Один кричит — всем слышно, ну, а как все кричать возьмутся?
Покричали.
Умный глотку драть не будет. Умный подождет, когда крикуны, покричав, уморятся.
Уморились.
Смолкла площадь. Пришел черед умникам говорить.
Говорил Томила Слепой:
— Не дадим воеводе псковский хлеб на сторону отдавать. Своих едунов вон сколько. Все бы нам думывать, как перед заграницей в грязь не ляпнуться. А кто о нас, сирых, подумает? Когда черед до нашей бедности у царя московского дойдет? Забыты мы! А коли так, мы сами о себе вспомним! Кукиш тебе, Никифор Сергеевич, кукиш тебе, а не хлебушек!
Толпа, предовольная сказанным, на руки подняла Томилу, да ведь говорил-то он первым. А вторым говорил Максим Яга, а третьим Семен Меньшиков, а четвертым Иван Подрез, пятым Никита Сорокоум. Говорили, что самовольством жить — беду нажить. Говорили, что государеву указу противиться — не токмо земных владык прогневить, но и самого Господа Бога. По закону надо жить. Коли случилась скудость в хлебе, надобно челом государю ударить. Государь детей своих, народ свой, в беде не оставит. Только надо к самому Алексею Михайловичу с челобитьем пробраться, бояре, что вокруг него, грамоту спрячут.

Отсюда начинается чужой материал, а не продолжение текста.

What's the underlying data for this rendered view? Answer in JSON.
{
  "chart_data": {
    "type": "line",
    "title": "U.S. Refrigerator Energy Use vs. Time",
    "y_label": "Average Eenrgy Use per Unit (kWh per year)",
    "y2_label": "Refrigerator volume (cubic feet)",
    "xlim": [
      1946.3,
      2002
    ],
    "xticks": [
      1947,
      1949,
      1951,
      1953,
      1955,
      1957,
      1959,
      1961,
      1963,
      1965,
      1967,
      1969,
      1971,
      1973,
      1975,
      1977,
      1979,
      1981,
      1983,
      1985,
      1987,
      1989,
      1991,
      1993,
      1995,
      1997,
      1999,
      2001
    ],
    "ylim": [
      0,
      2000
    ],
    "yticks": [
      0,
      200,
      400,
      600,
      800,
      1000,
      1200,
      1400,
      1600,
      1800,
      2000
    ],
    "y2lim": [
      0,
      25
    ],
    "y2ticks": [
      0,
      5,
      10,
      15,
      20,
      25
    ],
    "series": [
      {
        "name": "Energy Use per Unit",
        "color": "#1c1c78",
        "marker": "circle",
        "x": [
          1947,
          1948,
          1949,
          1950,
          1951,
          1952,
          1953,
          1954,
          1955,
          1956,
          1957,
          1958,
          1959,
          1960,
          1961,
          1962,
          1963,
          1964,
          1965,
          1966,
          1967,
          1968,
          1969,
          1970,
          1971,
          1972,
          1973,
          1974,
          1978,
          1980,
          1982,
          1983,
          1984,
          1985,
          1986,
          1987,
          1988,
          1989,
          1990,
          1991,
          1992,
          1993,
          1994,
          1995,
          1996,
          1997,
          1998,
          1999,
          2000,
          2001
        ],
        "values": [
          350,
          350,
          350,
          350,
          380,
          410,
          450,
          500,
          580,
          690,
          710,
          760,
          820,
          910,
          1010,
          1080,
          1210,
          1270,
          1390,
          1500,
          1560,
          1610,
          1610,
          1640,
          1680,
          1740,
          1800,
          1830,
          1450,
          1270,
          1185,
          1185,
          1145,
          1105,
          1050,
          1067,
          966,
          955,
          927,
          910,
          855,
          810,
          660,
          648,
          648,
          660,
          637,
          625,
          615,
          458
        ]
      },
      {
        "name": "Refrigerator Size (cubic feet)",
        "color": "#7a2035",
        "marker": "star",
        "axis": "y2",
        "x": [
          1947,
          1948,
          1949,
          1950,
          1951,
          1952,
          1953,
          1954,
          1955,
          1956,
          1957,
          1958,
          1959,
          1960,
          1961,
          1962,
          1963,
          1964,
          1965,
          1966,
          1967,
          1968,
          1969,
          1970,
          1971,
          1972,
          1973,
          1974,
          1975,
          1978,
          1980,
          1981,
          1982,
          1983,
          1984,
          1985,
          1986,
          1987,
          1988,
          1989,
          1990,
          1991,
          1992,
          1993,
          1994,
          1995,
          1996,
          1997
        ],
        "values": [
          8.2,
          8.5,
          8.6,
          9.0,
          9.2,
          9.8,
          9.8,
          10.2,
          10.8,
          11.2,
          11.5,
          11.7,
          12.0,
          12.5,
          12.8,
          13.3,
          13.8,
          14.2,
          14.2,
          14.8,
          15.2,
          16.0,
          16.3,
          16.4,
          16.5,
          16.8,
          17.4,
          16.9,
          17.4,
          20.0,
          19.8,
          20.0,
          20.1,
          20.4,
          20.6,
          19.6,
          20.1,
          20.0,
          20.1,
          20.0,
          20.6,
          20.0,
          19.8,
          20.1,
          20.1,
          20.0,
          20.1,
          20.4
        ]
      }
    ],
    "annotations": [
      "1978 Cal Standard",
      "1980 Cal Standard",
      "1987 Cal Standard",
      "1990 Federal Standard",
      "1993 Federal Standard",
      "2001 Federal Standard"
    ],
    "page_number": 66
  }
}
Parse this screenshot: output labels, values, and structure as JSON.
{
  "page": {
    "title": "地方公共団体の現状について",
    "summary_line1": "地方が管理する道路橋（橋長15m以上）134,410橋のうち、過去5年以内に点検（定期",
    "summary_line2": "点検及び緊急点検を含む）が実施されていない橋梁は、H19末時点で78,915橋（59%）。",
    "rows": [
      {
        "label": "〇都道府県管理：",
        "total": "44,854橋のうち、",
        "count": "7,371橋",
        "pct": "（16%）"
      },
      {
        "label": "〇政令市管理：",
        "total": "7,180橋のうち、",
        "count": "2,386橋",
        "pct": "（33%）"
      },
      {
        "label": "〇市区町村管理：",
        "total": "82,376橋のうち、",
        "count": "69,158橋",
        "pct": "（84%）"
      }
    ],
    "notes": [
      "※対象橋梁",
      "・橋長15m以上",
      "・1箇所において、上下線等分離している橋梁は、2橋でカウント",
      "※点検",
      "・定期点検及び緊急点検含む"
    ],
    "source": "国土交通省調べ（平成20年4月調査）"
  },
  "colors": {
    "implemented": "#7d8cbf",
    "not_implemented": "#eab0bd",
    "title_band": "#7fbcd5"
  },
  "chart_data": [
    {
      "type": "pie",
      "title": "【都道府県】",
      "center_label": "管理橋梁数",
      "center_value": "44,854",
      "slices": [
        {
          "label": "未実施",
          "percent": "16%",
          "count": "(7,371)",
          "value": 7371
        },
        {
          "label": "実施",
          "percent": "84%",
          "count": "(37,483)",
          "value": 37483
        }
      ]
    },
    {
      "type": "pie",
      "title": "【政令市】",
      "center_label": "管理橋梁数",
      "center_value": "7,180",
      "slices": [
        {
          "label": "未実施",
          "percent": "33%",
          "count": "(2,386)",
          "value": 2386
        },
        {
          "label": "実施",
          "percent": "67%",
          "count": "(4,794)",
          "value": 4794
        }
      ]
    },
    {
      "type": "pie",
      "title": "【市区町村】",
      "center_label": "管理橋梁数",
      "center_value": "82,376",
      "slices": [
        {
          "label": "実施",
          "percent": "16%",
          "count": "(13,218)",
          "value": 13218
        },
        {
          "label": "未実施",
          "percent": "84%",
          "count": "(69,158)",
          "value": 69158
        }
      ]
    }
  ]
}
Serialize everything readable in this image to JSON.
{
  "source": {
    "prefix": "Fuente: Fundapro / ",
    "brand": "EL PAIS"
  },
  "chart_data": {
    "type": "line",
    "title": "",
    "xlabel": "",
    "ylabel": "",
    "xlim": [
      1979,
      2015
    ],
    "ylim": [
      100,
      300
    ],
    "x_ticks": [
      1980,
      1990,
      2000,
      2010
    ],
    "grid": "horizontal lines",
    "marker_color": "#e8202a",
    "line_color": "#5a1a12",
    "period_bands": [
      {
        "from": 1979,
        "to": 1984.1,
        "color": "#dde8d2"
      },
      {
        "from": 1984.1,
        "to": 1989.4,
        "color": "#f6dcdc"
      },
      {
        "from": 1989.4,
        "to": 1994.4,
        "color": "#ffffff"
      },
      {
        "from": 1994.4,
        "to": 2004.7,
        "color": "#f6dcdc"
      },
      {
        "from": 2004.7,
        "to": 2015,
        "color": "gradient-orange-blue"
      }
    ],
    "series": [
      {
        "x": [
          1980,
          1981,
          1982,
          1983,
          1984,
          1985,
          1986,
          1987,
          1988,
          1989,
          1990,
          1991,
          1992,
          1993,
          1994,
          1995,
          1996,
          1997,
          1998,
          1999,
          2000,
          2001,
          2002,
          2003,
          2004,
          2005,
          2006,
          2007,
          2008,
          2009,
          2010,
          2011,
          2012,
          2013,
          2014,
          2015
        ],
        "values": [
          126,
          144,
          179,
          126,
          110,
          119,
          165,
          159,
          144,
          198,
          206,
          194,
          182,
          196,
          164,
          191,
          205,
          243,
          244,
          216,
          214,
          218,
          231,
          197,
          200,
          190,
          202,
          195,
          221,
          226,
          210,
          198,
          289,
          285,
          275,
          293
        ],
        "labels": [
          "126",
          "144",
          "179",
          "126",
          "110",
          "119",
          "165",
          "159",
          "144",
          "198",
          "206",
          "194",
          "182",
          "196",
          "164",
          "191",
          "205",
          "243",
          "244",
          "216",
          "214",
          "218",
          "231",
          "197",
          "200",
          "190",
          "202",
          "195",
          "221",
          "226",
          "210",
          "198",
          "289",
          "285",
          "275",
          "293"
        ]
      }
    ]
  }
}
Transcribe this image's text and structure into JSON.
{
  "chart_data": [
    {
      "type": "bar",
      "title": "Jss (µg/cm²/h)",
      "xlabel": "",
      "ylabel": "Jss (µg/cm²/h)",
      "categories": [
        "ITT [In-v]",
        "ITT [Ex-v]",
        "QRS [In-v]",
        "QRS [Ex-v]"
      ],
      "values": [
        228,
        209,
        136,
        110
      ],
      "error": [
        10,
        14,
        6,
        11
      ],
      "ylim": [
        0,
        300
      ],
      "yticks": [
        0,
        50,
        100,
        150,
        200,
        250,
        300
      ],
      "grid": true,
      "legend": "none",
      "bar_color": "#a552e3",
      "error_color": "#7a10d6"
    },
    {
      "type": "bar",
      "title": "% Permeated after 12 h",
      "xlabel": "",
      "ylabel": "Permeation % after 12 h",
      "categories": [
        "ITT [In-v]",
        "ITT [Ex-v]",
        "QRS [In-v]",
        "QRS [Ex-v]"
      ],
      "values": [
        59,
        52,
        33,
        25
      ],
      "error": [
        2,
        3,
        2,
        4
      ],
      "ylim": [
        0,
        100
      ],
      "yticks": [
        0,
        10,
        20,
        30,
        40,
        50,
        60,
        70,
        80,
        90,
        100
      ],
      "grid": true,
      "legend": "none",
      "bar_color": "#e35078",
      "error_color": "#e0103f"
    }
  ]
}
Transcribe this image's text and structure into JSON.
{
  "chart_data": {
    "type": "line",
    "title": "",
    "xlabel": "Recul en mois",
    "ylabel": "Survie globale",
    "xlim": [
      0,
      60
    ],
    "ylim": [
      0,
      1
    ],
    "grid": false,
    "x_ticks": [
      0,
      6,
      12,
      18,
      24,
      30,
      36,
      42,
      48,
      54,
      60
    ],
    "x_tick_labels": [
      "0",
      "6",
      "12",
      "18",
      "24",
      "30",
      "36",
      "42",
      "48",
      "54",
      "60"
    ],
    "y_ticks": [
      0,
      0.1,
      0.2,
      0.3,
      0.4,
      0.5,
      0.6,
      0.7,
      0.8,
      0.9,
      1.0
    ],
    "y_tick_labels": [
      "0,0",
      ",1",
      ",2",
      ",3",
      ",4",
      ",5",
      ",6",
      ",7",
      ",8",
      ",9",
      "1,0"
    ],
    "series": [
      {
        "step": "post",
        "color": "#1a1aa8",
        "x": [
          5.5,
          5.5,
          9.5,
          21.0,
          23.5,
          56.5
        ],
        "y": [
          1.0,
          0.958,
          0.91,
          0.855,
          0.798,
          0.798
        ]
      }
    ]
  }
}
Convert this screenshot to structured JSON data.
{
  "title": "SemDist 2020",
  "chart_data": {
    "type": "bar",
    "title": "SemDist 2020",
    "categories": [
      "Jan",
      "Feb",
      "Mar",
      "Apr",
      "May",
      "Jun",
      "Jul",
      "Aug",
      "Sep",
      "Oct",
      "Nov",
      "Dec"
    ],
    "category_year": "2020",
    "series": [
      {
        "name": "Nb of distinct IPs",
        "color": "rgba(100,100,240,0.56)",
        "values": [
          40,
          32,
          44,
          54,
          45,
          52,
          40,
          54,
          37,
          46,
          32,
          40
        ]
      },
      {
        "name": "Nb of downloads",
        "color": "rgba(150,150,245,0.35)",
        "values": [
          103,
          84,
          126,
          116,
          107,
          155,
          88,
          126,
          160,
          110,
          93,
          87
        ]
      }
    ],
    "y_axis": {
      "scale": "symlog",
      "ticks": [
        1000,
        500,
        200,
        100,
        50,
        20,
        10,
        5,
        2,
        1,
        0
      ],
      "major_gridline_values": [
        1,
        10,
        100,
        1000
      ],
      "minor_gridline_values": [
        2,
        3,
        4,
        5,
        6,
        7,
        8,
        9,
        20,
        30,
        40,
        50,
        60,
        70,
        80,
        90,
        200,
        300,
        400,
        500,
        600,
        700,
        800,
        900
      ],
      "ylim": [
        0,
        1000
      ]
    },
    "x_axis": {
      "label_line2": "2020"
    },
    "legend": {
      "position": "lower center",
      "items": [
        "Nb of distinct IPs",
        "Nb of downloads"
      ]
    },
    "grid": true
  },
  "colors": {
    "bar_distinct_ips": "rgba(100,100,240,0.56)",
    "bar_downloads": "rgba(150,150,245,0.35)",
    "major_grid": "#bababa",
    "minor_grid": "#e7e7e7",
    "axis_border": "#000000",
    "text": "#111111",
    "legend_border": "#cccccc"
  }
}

Подержали на руках псковичи Томилу, опустили на землю, а потом и головы опустили, а потом, опустивши головы, домой было пошли.
Тут и бунту конец.
Вдруг крик:
— Люди!
Остановились.
От Петровских ворот прибежал Прошка Коза.
— Немец[9] едет! Везет казну из Москвы!
Швед Логин Нумменс в сопровождении десяти стрельцов и пристава Тимашева, подъехав ко Пскову московской дорогой, не нарушая правила, писанного для иностранцев, в город не поехал, а поехал вокруг, в Завеличье, на Немецкий гостиный двор.
Погода в тот день была солнечная, мороз стоял легкий. Снег блестел, дышалось вольно. Логин Нумменс, вполне счастливый, в мехах, в славе и богатстве — не каждому поручат везти из казны одного государства в казну другого двадцать тысяч рублей, — напевал песенку, у которой слов не было, но это была веселая песенка.
Последний русский город, последняя остановка, последние серьезные государственные дела — предстояло договориться окончательно с купцом Федором Емельяновым о покупке хлеба, — и домой. Домой, домой! До дому — по московским понятиям — рукой подать.